想+動詞は、何かをしたいという穏やかな希望に向きます。想要は、欲しい物や実現したい願望を明確にするときに使えます。飲みたいなら「我想喝咖啡」、コーヒーという品物が欲しいなら「我想要咖啡」が目安です。
觉得と认为の違いは何ですか?
觉得は、体験や感覚に基づく個人的な感想に向きます。认为は、検討や根拠を伴う見解を述べる場面に合い、觉得より改まった響きがあります。料理や天気の感想なら觉得、会議で方針を述べるなら认为が一つの目安です。
我很高兴の很は「とても」という意味ですか?
很は「とても」と訳せますが、形容詞を自然な述語にする働きを持つ場合もあります。そのため「我很高兴」は、文脈によって単に「うれしいです」という自然な状態説明になります。強調するなら非常、真的、特别などを使えます。
中国語では毎回、主語の我を言う必要がありますか?
文脈から誰の気持ちか明らかなら、我を省けます。ただし、会話の始まりや複数の人の意見が出る場面では、我想、我觉得、对我来说などを置くと誤解を防げます。初心者の練習では、まず我を含む完成形を作る方法が安定します。
断るときに我不想去だけでは失礼ですか?
文脈や関係によりますが、理由のない「行きたくない」は冷たく聞こえる場合があります。「谢谢你邀请我,不过今天不太方便」のように、感謝、断る内容、理由や代案を加えると、意思を明確にしながら配慮も示せます。
吧を付ければ命令が丁寧になりますか?
吧は提案や勧めの調子を加えますが、どの命令も丁寧に変えるわけではありません。「你先休息一下吧」は穏やかな提案になりますが、依頼の負担や声の調子も印象に関わります。可以吗、方便吗、麻烦なども場面に応じて使います。
感动と感人はどう違いますか?
感动は、人が心を動かされた状態を表します。感人は、映画、物語、言葉、行動などが人を感動させる性質を表します。「我很感动」は私は感動した、「这部电影很感人」はこの映画は感動的だ、という違いです。

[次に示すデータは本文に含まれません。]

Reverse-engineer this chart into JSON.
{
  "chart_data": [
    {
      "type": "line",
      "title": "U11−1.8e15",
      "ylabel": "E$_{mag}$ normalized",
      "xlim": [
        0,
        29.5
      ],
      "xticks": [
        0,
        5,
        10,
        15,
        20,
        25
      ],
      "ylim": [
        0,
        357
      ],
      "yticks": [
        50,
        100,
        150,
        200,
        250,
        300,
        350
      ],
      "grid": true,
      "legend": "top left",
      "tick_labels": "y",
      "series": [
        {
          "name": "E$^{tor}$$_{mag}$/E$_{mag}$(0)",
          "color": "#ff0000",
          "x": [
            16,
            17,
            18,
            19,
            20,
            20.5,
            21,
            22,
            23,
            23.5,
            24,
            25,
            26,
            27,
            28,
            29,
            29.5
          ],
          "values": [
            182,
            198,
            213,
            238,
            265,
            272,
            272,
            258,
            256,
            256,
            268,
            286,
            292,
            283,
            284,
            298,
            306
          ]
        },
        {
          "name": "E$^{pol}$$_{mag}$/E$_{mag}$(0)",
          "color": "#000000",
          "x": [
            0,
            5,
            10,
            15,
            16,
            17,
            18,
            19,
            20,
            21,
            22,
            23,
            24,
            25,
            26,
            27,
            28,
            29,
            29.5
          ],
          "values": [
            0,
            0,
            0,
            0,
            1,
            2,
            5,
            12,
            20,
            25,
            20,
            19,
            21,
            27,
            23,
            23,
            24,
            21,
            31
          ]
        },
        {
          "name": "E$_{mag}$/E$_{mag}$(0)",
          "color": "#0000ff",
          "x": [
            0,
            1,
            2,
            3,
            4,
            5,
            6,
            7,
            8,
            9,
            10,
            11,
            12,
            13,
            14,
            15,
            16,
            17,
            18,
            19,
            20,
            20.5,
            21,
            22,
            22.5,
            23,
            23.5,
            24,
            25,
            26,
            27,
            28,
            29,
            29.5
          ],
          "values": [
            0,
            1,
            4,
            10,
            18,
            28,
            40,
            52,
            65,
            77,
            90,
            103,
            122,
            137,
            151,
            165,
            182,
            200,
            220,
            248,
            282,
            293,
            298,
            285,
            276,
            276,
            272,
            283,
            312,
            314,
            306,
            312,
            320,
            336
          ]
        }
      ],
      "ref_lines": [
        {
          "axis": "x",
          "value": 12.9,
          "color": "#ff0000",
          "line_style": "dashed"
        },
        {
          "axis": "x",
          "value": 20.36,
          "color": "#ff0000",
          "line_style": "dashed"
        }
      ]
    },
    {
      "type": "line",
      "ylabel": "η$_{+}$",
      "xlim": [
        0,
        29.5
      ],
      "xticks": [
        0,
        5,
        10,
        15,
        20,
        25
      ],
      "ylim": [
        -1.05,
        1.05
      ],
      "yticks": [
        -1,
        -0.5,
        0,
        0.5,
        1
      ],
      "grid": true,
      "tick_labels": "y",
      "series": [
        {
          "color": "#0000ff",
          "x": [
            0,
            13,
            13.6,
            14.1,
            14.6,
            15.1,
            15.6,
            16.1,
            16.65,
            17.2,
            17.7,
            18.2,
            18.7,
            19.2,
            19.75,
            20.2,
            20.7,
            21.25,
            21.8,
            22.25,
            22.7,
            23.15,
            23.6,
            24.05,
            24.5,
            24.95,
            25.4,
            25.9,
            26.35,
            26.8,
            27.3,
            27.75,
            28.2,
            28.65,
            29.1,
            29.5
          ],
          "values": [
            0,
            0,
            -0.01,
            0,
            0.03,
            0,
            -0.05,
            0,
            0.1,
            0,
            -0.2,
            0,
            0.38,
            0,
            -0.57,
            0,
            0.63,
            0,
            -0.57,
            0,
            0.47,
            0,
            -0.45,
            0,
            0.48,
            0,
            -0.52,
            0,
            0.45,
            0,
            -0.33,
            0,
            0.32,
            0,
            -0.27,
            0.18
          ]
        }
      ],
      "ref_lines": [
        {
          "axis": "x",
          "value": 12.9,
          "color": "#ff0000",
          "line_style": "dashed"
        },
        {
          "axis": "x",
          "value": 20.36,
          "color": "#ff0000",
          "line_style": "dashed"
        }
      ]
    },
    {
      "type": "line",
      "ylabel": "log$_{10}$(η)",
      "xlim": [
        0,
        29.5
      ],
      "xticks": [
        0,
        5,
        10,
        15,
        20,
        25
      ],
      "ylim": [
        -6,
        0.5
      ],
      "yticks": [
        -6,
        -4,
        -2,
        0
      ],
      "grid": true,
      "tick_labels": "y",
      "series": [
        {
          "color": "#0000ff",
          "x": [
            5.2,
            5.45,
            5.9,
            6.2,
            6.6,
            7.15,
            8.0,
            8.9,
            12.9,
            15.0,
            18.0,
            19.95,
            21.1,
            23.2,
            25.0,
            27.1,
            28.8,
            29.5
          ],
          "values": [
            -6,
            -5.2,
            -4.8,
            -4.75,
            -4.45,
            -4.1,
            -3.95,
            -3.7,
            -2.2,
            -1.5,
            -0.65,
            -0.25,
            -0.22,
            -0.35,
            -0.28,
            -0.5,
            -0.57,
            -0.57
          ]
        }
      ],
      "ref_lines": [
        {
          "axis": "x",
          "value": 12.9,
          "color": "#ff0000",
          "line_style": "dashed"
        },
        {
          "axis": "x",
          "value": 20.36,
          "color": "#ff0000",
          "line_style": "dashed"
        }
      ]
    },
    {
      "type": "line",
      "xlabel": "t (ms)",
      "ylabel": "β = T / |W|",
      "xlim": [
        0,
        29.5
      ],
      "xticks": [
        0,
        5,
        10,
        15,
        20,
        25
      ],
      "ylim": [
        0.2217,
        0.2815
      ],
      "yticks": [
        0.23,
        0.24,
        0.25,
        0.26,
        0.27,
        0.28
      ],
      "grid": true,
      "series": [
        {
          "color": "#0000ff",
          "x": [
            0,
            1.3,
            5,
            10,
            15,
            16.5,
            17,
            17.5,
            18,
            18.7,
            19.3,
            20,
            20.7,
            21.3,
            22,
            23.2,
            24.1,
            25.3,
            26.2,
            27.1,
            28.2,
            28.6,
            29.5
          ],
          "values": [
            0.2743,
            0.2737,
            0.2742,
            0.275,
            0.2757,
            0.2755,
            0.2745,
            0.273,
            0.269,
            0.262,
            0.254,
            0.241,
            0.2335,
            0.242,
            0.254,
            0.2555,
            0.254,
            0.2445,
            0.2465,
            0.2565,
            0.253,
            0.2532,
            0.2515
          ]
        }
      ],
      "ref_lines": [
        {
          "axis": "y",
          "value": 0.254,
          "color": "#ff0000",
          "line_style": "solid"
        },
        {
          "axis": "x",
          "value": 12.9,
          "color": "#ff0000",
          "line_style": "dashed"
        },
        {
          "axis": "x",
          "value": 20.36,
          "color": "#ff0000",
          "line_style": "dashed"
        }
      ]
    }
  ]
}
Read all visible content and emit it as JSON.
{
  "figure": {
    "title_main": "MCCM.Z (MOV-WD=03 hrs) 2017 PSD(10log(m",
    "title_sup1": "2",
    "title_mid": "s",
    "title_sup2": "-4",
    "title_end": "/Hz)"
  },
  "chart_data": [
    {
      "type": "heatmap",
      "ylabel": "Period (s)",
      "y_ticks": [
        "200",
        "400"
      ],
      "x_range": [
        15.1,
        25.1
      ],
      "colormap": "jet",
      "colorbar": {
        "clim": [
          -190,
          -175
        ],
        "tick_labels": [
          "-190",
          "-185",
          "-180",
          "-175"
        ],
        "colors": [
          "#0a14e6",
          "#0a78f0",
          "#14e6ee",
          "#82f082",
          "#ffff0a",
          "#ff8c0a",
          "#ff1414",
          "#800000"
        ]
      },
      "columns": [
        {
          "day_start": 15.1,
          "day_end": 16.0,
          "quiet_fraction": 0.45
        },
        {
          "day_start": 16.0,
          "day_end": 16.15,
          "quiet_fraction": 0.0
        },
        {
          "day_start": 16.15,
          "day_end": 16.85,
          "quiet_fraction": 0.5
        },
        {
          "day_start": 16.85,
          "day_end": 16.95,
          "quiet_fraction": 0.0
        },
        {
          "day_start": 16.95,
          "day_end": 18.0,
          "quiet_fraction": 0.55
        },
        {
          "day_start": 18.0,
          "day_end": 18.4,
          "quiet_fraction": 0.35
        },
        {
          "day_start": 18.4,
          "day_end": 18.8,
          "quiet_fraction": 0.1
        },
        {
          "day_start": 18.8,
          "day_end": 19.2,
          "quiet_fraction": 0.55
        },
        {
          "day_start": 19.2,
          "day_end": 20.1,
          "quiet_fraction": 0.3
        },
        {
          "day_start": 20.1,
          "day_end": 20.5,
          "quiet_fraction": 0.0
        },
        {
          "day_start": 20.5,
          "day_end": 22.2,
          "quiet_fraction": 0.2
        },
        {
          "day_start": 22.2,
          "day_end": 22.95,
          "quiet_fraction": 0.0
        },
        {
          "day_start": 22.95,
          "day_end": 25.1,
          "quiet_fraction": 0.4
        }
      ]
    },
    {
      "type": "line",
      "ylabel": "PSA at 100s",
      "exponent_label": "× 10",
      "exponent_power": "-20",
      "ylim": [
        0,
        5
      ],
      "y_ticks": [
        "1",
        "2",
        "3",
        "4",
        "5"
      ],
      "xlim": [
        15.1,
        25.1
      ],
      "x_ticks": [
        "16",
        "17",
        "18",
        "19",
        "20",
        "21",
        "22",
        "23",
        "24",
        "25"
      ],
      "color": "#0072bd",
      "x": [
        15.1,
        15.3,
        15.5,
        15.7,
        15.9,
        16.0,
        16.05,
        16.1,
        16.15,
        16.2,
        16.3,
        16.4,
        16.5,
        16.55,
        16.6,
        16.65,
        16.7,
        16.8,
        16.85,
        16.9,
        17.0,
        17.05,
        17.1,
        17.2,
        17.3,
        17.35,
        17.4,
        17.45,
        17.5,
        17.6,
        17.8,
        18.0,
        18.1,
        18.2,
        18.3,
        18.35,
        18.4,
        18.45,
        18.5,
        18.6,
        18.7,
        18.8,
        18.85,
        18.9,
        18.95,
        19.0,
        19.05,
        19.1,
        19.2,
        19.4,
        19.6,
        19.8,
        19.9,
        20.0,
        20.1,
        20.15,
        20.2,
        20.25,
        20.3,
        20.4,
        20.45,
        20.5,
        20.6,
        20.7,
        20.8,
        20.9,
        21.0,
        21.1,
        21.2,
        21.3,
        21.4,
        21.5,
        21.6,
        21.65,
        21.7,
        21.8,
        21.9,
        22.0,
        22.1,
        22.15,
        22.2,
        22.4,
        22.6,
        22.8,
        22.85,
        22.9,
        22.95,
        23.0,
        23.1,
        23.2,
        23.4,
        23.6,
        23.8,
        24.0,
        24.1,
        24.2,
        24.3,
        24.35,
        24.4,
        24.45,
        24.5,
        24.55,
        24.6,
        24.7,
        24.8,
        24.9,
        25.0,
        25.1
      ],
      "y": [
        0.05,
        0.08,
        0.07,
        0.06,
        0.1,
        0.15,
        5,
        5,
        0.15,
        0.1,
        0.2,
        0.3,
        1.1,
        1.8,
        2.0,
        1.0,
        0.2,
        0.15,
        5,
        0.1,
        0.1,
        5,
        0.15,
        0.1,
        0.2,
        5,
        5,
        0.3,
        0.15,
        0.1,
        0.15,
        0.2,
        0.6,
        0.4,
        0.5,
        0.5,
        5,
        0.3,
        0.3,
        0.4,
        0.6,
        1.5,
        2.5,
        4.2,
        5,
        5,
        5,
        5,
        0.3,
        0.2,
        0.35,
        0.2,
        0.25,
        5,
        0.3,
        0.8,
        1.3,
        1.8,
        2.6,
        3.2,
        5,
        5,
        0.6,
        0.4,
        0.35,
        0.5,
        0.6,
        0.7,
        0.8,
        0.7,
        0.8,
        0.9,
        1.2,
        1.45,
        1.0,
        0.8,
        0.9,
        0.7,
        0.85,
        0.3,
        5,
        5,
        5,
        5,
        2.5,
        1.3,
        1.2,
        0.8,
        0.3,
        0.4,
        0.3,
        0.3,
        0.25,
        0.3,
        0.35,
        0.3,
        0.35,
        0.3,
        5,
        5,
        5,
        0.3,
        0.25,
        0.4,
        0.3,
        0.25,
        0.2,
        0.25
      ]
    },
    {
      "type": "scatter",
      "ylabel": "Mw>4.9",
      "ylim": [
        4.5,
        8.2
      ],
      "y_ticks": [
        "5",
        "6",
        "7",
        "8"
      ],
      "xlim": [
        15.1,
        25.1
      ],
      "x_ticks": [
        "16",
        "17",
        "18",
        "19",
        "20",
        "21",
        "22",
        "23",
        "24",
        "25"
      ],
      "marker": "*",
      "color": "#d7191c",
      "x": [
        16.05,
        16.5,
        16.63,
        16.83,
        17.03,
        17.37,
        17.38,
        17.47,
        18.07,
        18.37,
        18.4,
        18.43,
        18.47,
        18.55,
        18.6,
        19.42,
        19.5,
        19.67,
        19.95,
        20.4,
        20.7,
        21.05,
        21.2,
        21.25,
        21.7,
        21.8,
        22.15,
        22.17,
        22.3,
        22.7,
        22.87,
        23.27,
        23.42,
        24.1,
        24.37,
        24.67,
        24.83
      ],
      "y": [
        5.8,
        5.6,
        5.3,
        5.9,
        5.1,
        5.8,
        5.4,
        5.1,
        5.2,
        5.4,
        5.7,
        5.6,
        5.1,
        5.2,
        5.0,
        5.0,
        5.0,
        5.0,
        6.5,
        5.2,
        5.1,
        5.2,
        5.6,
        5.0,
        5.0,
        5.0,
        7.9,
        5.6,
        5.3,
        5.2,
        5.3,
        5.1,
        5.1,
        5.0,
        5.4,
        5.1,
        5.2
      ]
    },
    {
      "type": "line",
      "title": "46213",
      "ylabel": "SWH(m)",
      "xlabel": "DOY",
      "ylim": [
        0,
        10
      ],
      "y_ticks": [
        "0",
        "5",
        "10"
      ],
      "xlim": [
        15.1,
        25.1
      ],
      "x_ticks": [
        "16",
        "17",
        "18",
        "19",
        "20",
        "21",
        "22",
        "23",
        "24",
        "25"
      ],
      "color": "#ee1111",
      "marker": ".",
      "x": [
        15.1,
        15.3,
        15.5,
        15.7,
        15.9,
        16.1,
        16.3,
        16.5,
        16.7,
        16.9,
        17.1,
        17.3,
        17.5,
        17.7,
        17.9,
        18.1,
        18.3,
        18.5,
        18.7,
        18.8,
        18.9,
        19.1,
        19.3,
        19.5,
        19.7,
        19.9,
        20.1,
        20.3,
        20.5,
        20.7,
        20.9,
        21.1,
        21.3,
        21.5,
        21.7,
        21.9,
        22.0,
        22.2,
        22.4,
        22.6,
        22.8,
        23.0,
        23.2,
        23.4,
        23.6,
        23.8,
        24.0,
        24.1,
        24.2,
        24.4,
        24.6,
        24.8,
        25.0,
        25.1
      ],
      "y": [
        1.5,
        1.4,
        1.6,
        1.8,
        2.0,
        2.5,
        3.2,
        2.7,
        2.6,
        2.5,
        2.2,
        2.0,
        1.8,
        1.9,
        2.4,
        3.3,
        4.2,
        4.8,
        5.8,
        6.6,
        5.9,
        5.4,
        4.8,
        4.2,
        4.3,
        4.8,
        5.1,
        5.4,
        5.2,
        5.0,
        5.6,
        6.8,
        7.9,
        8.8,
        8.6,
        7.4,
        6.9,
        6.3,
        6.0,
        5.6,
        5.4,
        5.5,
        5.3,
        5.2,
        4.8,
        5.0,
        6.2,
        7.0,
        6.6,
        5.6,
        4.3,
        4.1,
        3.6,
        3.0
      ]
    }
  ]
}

気持ちを伝える文が長く作れないときはどうすればよいですか?
最初は「我觉得……」「我想……」「我有点儿……」のどれかを選び、一文を完成させます。その後に因为で理由を一つ加え、必要なら「你觉得呢?」「可以吗?」を続けます。短い文を三つ並べても、立場、理由、希望が明確なら気持ちは十分に伝わります。
中国語で気持ちを伝えるときは、まず「我想」「我觉得」「我有点儿」から一つ選びます。そこへ具体的な感情、理由、相手への希望を足すと、希望にも不満にも使える文ができます。
想・想要・要は、穏やかな希望、欲しい対象、意思や選択という違いを意識します。觉得・想・认为・以为は、感想、判断、見解、誤認を基準に選びます。高兴、开心、担心、难过、不满意などの感情語には、有点儿、不太、非常、真的を組み合わせて強さを調整できます。
明確な中国語は、強い中国語と同じではありません。「我觉得……,因为……。你觉得呢?」「我有点儿……,希望……」「不好意思,……不太方便。……可以吗?」という型を声に出し、自分が実際に話す内容へ置き換えてみてください。意思を示し、理由を添え、相手にも尋ねる流れが、率直さと配慮を両立させます。